Preventive Treatments Disrupt Nature’s Balance
In addition to requiring time, energy and, for that matter money, preventive pesticide treatments disrupt the balance of nature in the garden. With few exceptions, preventive treatments are not specific, but rather generalized: most insecticides indiscriminately kill all insects and most fungicides destroy all fungi. And that’s bad news, since most insects and fungi are either harmless or beneficial. With both bad and good players being removed from the local environment, a vacuum is created… and it is usually quickly filled by something undesirable. That’s because most plant pests spread faster than beneficial fungi and insects. So by trying to prevent one problem, and a hypothetical one at that, then you often create another, usually more severe.

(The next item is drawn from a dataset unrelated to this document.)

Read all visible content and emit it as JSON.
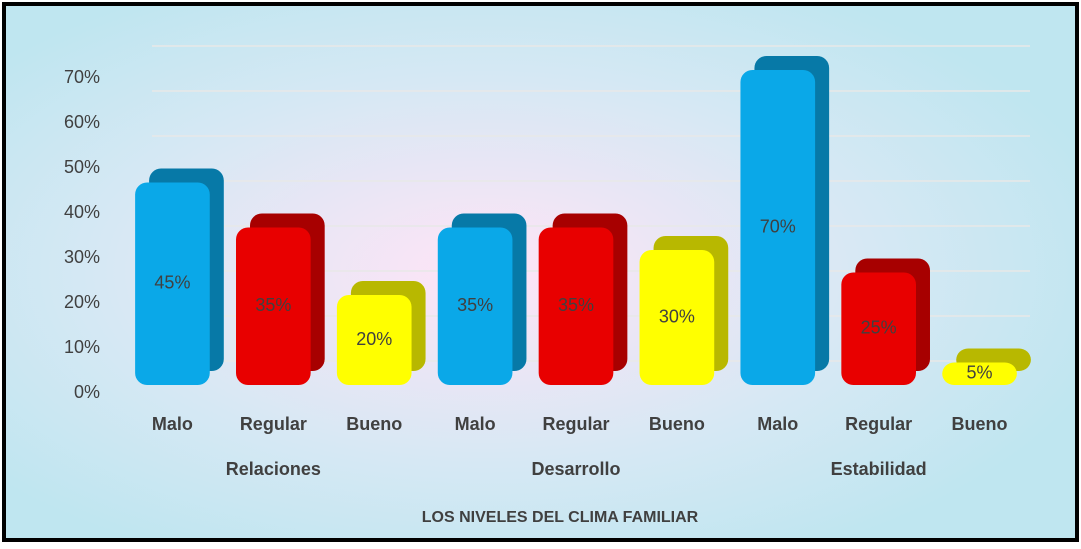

The laidback gardener’s solution? Don’t try to prevent with sprays and powders. Instead, prevent by growing plants known to be resistant to predators and planting them under appropriate conditions (plants under stress from inappropriate conditions are more prone to disease and insect problems). If a problem does occur, step back 15 paces. If you can’t see the problem, it is probably not serious enough to warrant any action on your part. If it really does appear serious, this is the time to bring out the big guns: go ahead and try an appropriate treatment, but apply it only to those plants that are affected. Finally, if the problem returns the following year, seriously consider planting something else: life is too short to spend applying pesticides!